Most business litigation matters will never make it to trial. That is a statistical fact. The vast majority of civil cases will either be settled or dismissed before a trial occurs. Indeed, if every case that were filed had to be tried, the courts would grind to a halt because there simply aren’t enough judges or jurors available to hear all the cases. Because of this, business disputes are often submitted to mediation before they proceed to trial.

A mediation is a private, non-binding process where a neutral mediator attempts to work with both sides to the litigation in an effort to settle their case. Usually, each side pays half the cost of the mediator’s fees. The mediator can be anyone chosen by the parties. Retired judges and attorneys with experience in specialized fields are the most common selections.

A mediation generally consists of a conference with both sides participating. The attorneys and at least one representative for each side will attend. The mediator will usually speak to both sides together before separating each side and discussing settlement with them separately. The entire process is considered confidential and cannot be used in the trial of the case if the mediation is unsuccessful. The premise for mediation is that litigants will often feel more comfortable conceding points and compromising positions with a neutral third party than they would be if they were negotiating directly with each other.

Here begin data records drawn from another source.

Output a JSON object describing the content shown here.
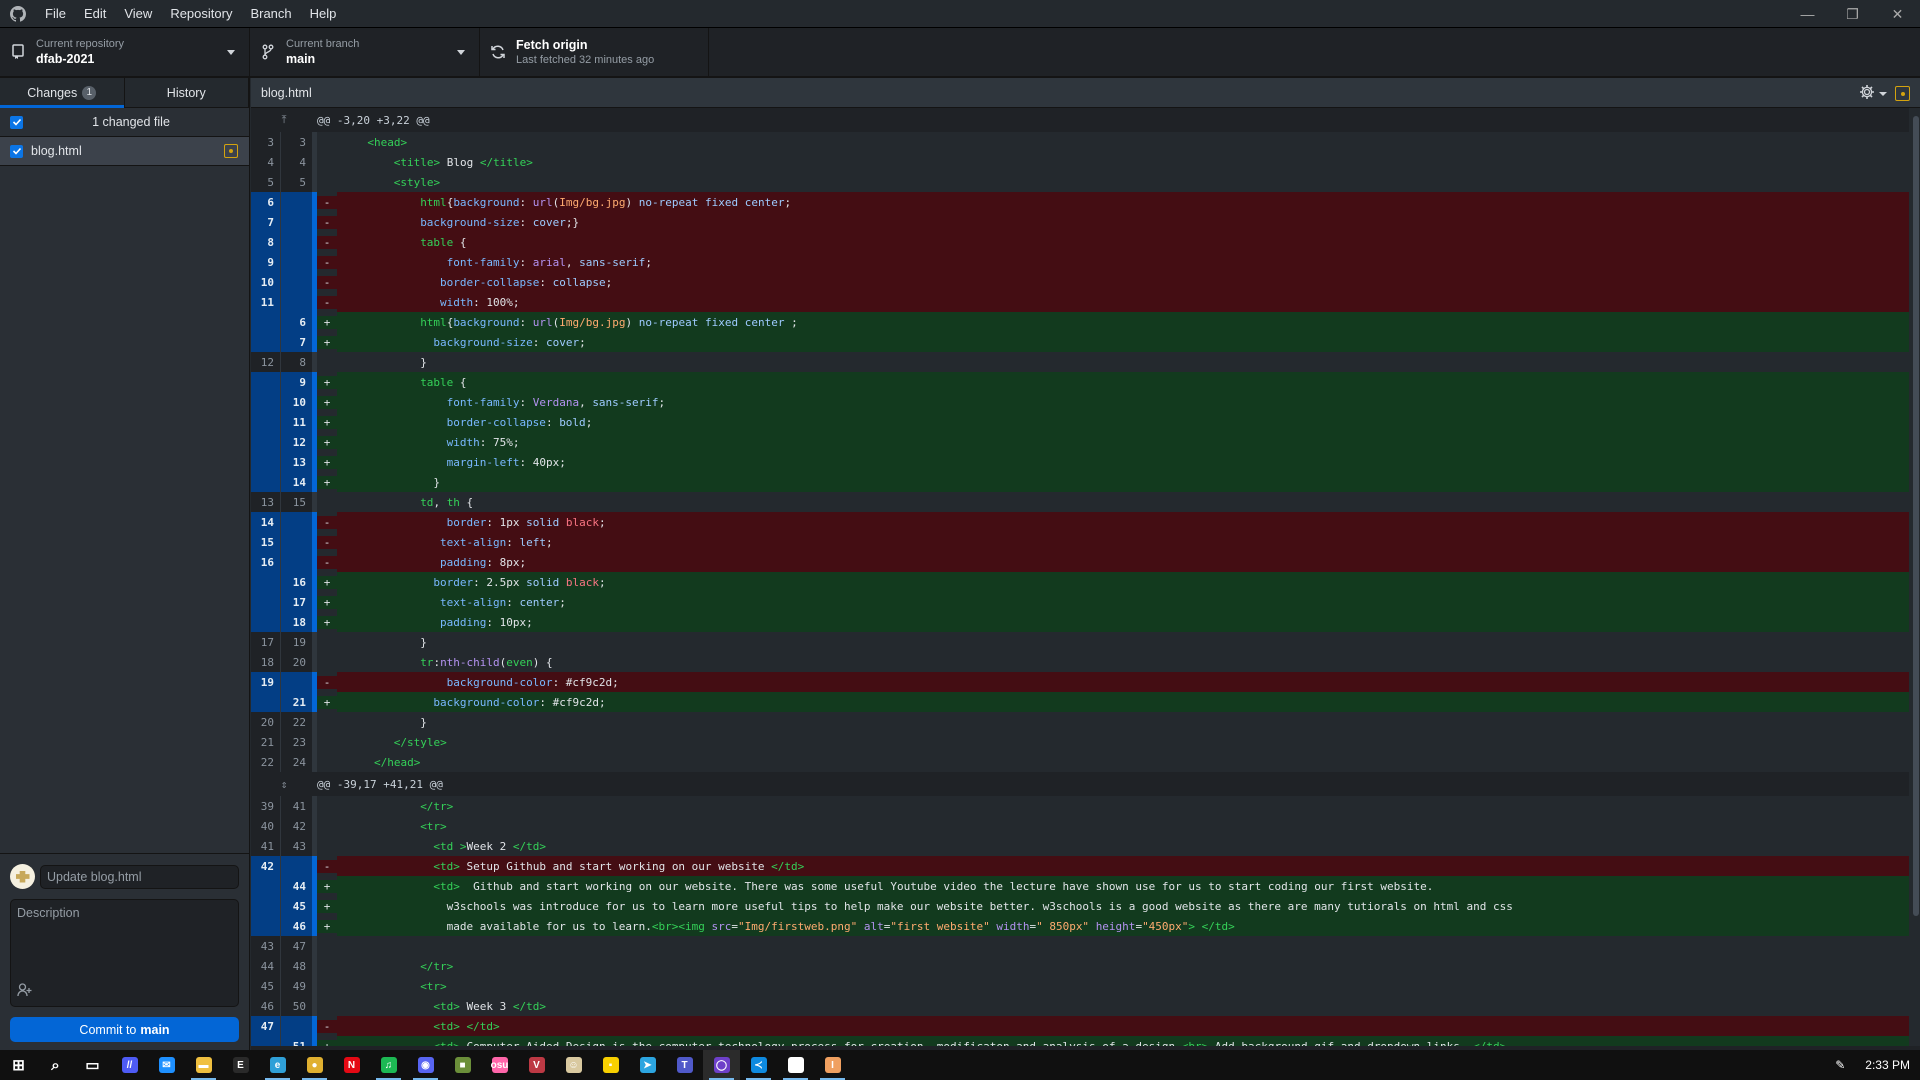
{
  "app": {
    "menu": [
      "File",
      "Edit",
      "View",
      "Repository",
      "Branch",
      "Help"
    ],
    "window_controls": [
      "minimize",
      "restore",
      "close"
    ]
  },
  "toolbar": {
    "repository": {
      "label": "Current repository",
      "value": "dfab-2021"
    },
    "branch": {
      "label": "Current branch",
      "value": "main"
    },
    "fetch": {
      "label": "Fetch origin",
      "value": "Last fetched 32 minutes ago"
    }
  },
  "sidebar": {
    "tabs": [
      {
        "label": "Changes",
        "badge": "1",
        "active": true
      },
      {
        "label": "History",
        "active": false
      }
    ],
    "changed_header": "1 changed file",
    "files": [
      {
        "name": "blog.html",
        "checked": true,
        "status": "modified"
      }
    ],
    "commit": {
      "summary_placeholder": "Update blog.html",
      "description_placeholder": "Description",
      "button_prefix": "Commit to",
      "button_branch": "main"
    }
  },
  "diff": {
    "file_name": "blog.html",
    "rows": [
      {
        "type": "hunk",
        "text": "@@ -3,20 +3,22 @@",
        "expand": "up"
      },
      {
        "type": "ctx",
        "old": "3",
        "new": "3",
        "indent": 4,
        "tokens": [
          [
            "tag",
            "<head>"
          ]
        ]
      },
      {
        "type": "ctx",
        "old": "4",
        "new": "4",
        "indent": 8,
        "tokens": [
          [
            "tag",
            "<title>"
          ],
          [
            "txt",
            " Blog "
          ],
          [
            "tag",
            "</title>"
          ]
        ]
      },
      {
        "type": "ctx",
        "old": "5",
        "new": "5",
        "indent": 8,
        "tokens": [
          [
            "tag",
            "<style>"
          ]
        ]
      },
      {
        "type": "del",
        "old": "6",
        "new": "",
        "indent": 12,
        "tokens": [
          [
            "sel",
            "html"
          ],
          [
            "txt",
            "{"
          ],
          [
            "prop",
            "background"
          ],
          [
            "txt",
            ": "
          ],
          [
            "fn",
            "url"
          ],
          [
            "txt",
            "("
          ],
          [
            "str",
            "Img/bg.jpg"
          ],
          [
            "txt",
            ") "
          ],
          [
            "val",
            "no-repeat fixed center"
          ],
          [
            "txt",
            ";"
          ]
        ]
      },
      {
        "type": "del",
        "old": "7",
        "new": "",
        "indent": 12,
        "tokens": [
          [
            "prop",
            "background-size"
          ],
          [
            "txt",
            ": "
          ],
          [
            "val",
            "cover"
          ],
          [
            "txt",
            ";}"
          ]
        ]
      },
      {
        "type": "del",
        "old": "8",
        "new": "",
        "indent": 12,
        "tokens": [
          [
            "sel",
            "table"
          ],
          [
            "txt",
            " {"
          ]
        ]
      },
      {
        "type": "del",
        "old": "9",
        "new": "",
        "indent": 16,
        "tokens": [
          [
            "prop",
            "font-family"
          ],
          [
            "txt",
            ": "
          ],
          [
            "fn",
            "arial"
          ],
          [
            "txt",
            ", "
          ],
          [
            "val",
            "sans-serif"
          ],
          [
            "txt",
            ";"
          ]
        ]
      },
      {
        "type": "del",
        "old": "10",
        "new": "",
        "indent": 15,
        "tokens": [
          [
            "prop",
            "border-collapse"
          ],
          [
            "txt",
            ": "
          ],
          [
            "val",
            "collapse"
          ],
          [
            "txt",
            ";"
          ]
        ]
      },
      {
        "type": "del",
        "old": "11",
        "new": "",
        "indent": 15,
        "tokens": [
          [
            "prop",
            "width"
          ],
          [
            "txt",
            ": 100%;"
          ]
        ]
      },
      {
        "type": "add",
        "old": "",
        "new": "6",
        "indent": 12,
        "tokens": [
          [
            "sel",
            "html"
          ],
          [
            "txt",
            "{"
          ],
          [
            "prop",
            "background"
          ],
          [
            "txt",
            ": "
          ],
          [
            "fn",
            "url"
          ],
          [
            "txt",
            "("
          ],
          [
            "str",
            "Img/bg.jpg"
          ],
          [
            "txt",
            ") "
          ],
          [
            "val",
            "no-repeat fixed center"
          ],
          [
            "txt",
            " ;"
          ]
        ]
      },
      {
        "type": "add",
        "old": "",
        "new": "7",
        "indent": 14,
        "tokens": [
          [
            "prop",
            "background-size"
          ],
          [
            "txt",
            ": "
          ],
          [
            "val",
            "cover"
          ],
          [
            "txt",
            ";"
          ]
        ]
      },
      {
        "type": "ctx",
        "old": "12",
        "new": "8",
        "indent": 12,
        "tokens": [
          [
            "txt",
            "}"
          ]
        ]
      },
      {
        "type": "add",
        "old": "",
        "new": "9",
        "indent": 12,
        "tokens": [
          [
            "sel",
            "table"
          ],
          [
            "txt",
            " {"
          ]
        ]
      },
      {
        "type": "add",
        "old": "",
        "new": "10",
        "indent": 16,
        "tokens": [
          [
            "prop",
            "font-family"
          ],
          [
            "txt",
            ": "
          ],
          [
            "fn",
            "Verdana"
          ],
          [
            "txt",
            ", "
          ],
          [
            "val",
            "sans-serif"
          ],
          [
            "txt",
            ";"
          ]
        ]
      },
      {
        "type": "add",
        "old": "",
        "new": "11",
        "indent": 16,
        "tokens": [
          [
            "prop",
            "border-collapse"
          ],
          [
            "txt",
            ": "
          ],
          [
            "val",
            "bold"
          ],
          [
            "txt",
            ";"
          ]
        ]
      },
      {
        "type": "add",
        "old": "",
        "new": "12",
        "indent": 16,
        "tokens": [
          [
            "prop",
            "width"
          ],
          [
            "txt",
            ": 75%;"
          ]
        ]
      },
      {
        "type": "add",
        "old": "",
        "new": "13",
        "indent": 16,
        "tokens": [
          [
            "prop",
            "margin-left"
          ],
          [
            "txt",
            ": 40px;"
          ]
        ]
      },
      {
        "type": "add",
        "old": "",
        "new": "14",
        "indent": 14,
        "tokens": [
          [
            "txt",
            "}"
          ]
        ]
      },
      {
        "type": "ctx",
        "old": "13",
        "new": "15",
        "indent": 12,
        "tokens": [
          [
            "sel",
            "td"
          ],
          [
            "txt",
            ", "
          ],
          [
            "sel",
            "th"
          ],
          [
            "txt",
            " {"
          ]
        ]
      },
      {
        "type": "del",
        "old": "14",
        "new": "",
        "indent": 16,
        "tokens": [
          [
            "prop",
            "border"
          ],
          [
            "txt",
            ": 1px "
          ],
          [
            "val",
            "solid"
          ],
          [
            "txt",
            " "
          ],
          [
            "red",
            "black"
          ],
          [
            "txt",
            ";"
          ]
        ]
      },
      {
        "type": "del",
        "old": "15",
        "new": "",
        "indent": 15,
        "tokens": [
          [
            "prop",
            "text-align"
          ],
          [
            "txt",
            ": "
          ],
          [
            "val",
            "left"
          ],
          [
            "txt",
            ";"
          ]
        ]
      },
      {
        "type": "del",
        "old": "16",
        "new": "",
        "indent": 15,
        "tokens": [
          [
            "prop",
            "padding"
          ],
          [
            "txt",
            ": 8px;"
          ]
        ]
      },
      {
        "type": "add",
        "old": "",
        "new": "16",
        "indent": 14,
        "tokens": [
          [
            "prop",
            "border"
          ],
          [
            "txt",
            ": 2.5px "
          ],
          [
            "val",
            "solid"
          ],
          [
            "txt",
            " "
          ],
          [
            "red",
            "black"
          ],
          [
            "txt",
            ";"
          ]
        ]
      },
      {
        "type": "add",
        "old": "",
        "new": "17",
        "indent": 15,
        "tokens": [
          [
            "prop",
            "text-align"
          ],
          [
            "txt",
            ": "
          ],
          [
            "val",
            "center"
          ],
          [
            "txt",
            ";"
          ]
        ]
      },
      {
        "type": "add",
        "old": "",
        "new": "18",
        "indent": 15,
        "tokens": [
          [
            "prop",
            "padding"
          ],
          [
            "txt",
            ": 10px;"
          ]
        ]
      },
      {
        "type": "ctx",
        "old": "17",
        "new": "19",
        "indent": 12,
        "tokens": [
          [
            "txt",
            "}"
          ]
        ]
      },
      {
        "type": "ctx",
        "old": "18",
        "new": "20",
        "indent": 12,
        "tokens": [
          [
            "sel",
            "tr"
          ],
          [
            "txt",
            ":"
          ],
          [
            "fn",
            "nth-child"
          ],
          [
            "txt",
            "("
          ],
          [
            "sel",
            "even"
          ],
          [
            "txt",
            ") {"
          ]
        ]
      },
      {
        "type": "del",
        "old": "19",
        "new": "",
        "indent": 16,
        "tokens": [
          [
            "prop",
            "background-color"
          ],
          [
            "txt",
            ": #cf9c2d;"
          ]
        ]
      },
      {
        "type": "add",
        "old": "",
        "new": "21",
        "indent": 14,
        "tokens": [
          [
            "prop",
            "background-color"
          ],
          [
            "txt",
            ": #cf9c2d;"
          ]
        ]
      },
      {
        "type": "ctx",
        "old": "20",
        "new": "22",
        "indent": 12,
        "tokens": [
          [
            "txt",
            "}"
          ]
        ]
      },
      {
        "type": "ctx",
        "old": "21",
        "new": "23",
        "indent": 8,
        "tokens": [
          [
            "tag",
            "</style>"
          ]
        ]
      },
      {
        "type": "ctx",
        "old": "22",
        "new": "24",
        "indent": 5,
        "tokens": [
          [
            "tag",
            "</head>"
          ]
        ]
      },
      {
        "type": "hunk",
        "text": "@@ -39,17 +41,21 @@",
        "expand": "both"
      },
      {
        "type": "ctx",
        "old": "39",
        "new": "41",
        "indent": 12,
        "tokens": [
          [
            "tag",
            "</tr>"
          ]
        ]
      },
      {
        "type": "ctx",
        "old": "40",
        "new": "42",
        "indent": 12,
        "tokens": [
          [
            "tag",
            "<tr>"
          ]
        ]
      },
      {
        "type": "ctx",
        "old": "41",
        "new": "43",
        "indent": 14,
        "tokens": [
          [
            "tag",
            "<td >"
          ],
          [
            "txt",
            "Week 2 "
          ],
          [
            "tag",
            "</td>"
          ]
        ]
      },
      {
        "type": "del",
        "old": "42",
        "new": "",
        "indent": 14,
        "tokens": [
          [
            "tag",
            "<td>"
          ],
          [
            "txt",
            " Setup Github and start working on our website "
          ],
          [
            "tag",
            "</td>"
          ]
        ]
      },
      {
        "type": "add",
        "old": "",
        "new": "44",
        "indent": 14,
        "tokens": [
          [
            "tag",
            "<td>"
          ],
          [
            "txt",
            "  Github and start working on our website. There was some useful Youtube video the lecture have shown use for us to start coding our first website."
          ]
        ]
      },
      {
        "type": "add",
        "old": "",
        "new": "45",
        "indent": 16,
        "tokens": [
          [
            "txt",
            "w3schools was introduce for us to learn more useful tips to help make our website better. w3schools is a good website as there are many tutiorals on html and css"
          ]
        ]
      },
      {
        "type": "add",
        "old": "",
        "new": "46",
        "indent": 16,
        "tokens": [
          [
            "txt",
            "made available for us to learn."
          ],
          [
            "tag",
            "<br><img "
          ],
          [
            "attr",
            "src"
          ],
          [
            "txt",
            "="
          ],
          [
            "str",
            "\"Img/firstweb.png\""
          ],
          [
            "txt",
            " "
          ],
          [
            "attr",
            "alt"
          ],
          [
            "txt",
            "="
          ],
          [
            "str",
            "\"first website\""
          ],
          [
            "txt",
            " "
          ],
          [
            "attr",
            "width"
          ],
          [
            "txt",
            "="
          ],
          [
            "str",
            "\" 850px\""
          ],
          [
            "txt",
            " "
          ],
          [
            "attr",
            "height"
          ],
          [
            "txt",
            "="
          ],
          [
            "str",
            "\"450px\""
          ],
          [
            "tag",
            ">"
          ],
          [
            "txt",
            " "
          ],
          [
            "tag",
            "</td>"
          ]
        ]
      },
      {
        "type": "ctx",
        "old": "43",
        "new": "47",
        "indent": 0,
        "tokens": []
      },
      {
        "type": "ctx",
        "old": "44",
        "new": "48",
        "indent": 12,
        "tokens": [
          [
            "tag",
            "</tr>"
          ]
        ]
      },
      {
        "type": "ctx",
        "old": "45",
        "new": "49",
        "indent": 12,
        "tokens": [
          [
            "tag",
            "<tr>"
          ]
        ]
      },
      {
        "type": "ctx",
        "old": "46",
        "new": "50",
        "indent": 14,
        "tokens": [
          [
            "tag",
            "<td>"
          ],
          [
            "txt",
            " Week 3 "
          ],
          [
            "tag",
            "</td>"
          ]
        ]
      },
      {
        "type": "del",
        "old": "47",
        "new": "",
        "indent": 14,
        "tokens": [
          [
            "tag",
            "<td>"
          ],
          [
            "txt",
            " "
          ],
          [
            "tag",
            "</td>"
          ]
        ]
      },
      {
        "type": "add",
        "old": "",
        "new": "51",
        "indent": 14,
        "tokens": [
          [
            "tag",
            "<td>"
          ],
          [
            "txt",
            " Computer Aided Design is the computer technology process for creation, modificaton and analysis of a design "
          ],
          [
            "tag",
            "<br>"
          ],
          [
            "txt",
            " Add background gif and dropdown links. "
          ],
          [
            "tag",
            "</td>"
          ]
        ]
      }
    ]
  },
  "taskbar": {
    "apps": [
      {
        "name": "start",
        "glyph": "⊞",
        "color": "#ffffff"
      },
      {
        "name": "search",
        "glyph": "⌕",
        "color": "#ffffff"
      },
      {
        "name": "task-view",
        "glyph": "▭",
        "color": "#ffffff"
      },
      {
        "name": "app-1",
        "glyph": "//",
        "color": "#4e5bf5"
      },
      {
        "name": "mail",
        "glyph": "✉",
        "color": "#1e90ff",
        "running": false
      },
      {
        "name": "file-explorer",
        "glyph": "▬",
        "color": "#f0c040",
        "running": true
      },
      {
        "name": "epic-games",
        "glyph": "E",
        "color": "#2a2a2a"
      },
      {
        "name": "edge",
        "glyph": "e",
        "color": "#2fa0d8",
        "running": true
      },
      {
        "name": "chrome",
        "glyph": "●",
        "color": "#e0b030",
        "running": true
      },
      {
        "name": "netflix",
        "glyph": "N",
        "color": "#e50914"
      },
      {
        "name": "spotify",
        "glyph": "♫",
        "color": "#1db954",
        "running": true
      },
      {
        "name": "discord",
        "glyph": "◉",
        "color": "#5865f2",
        "running": true
      },
      {
        "name": "minecraft",
        "glyph": "■",
        "color": "#6b8f3a"
      },
      {
        "name": "osu",
        "glyph": "osu",
        "color": "#ff66aa"
      },
      {
        "name": "valorant",
        "glyph": "V",
        "color": "#bd3944"
      },
      {
        "name": "anime-app",
        "glyph": "☺",
        "color": "#d9c9a0"
      },
      {
        "name": "sticky-notes",
        "glyph": "▪",
        "color": "#f8d000"
      },
      {
        "name": "telegram",
        "glyph": "➤",
        "color": "#2ca5e0"
      },
      {
        "name": "teams",
        "glyph": "T",
        "color": "#5059c9"
      },
      {
        "name": "github-desktop",
        "glyph": "◯",
        "color": "#6e40c9",
        "running": true,
        "active": true
      },
      {
        "name": "vscode",
        "glyph": "≺",
        "color": "#0e8ae0",
        "running": true
      },
      {
        "name": "obs",
        "glyph": "◎",
        "color": "#ffffff",
        "running": true
      },
      {
        "name": "app-last",
        "glyph": "I",
        "color": "#f0a060",
        "running": true
      }
    ],
    "time": "2:33 PM"
  }
}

To determine whether to agree to mediate a business dispute, I ask this question: Is there a realistic chance that the case can be settled? If so, then proceeding to mediation is probably a good idea and the real questions are when and where should you mediate. If there is not a realistic chance of settlement, then mediation is probably a waste of time and money. However, as a practitioner I usually learn valuable information at a mediation that I can use at trial if the case does not settle. Sometimes what I learn is factual, sometimes it is strategic. But I rarely leave a mediation without either settling my client’s case or gathering information that will help my client later in the litigation.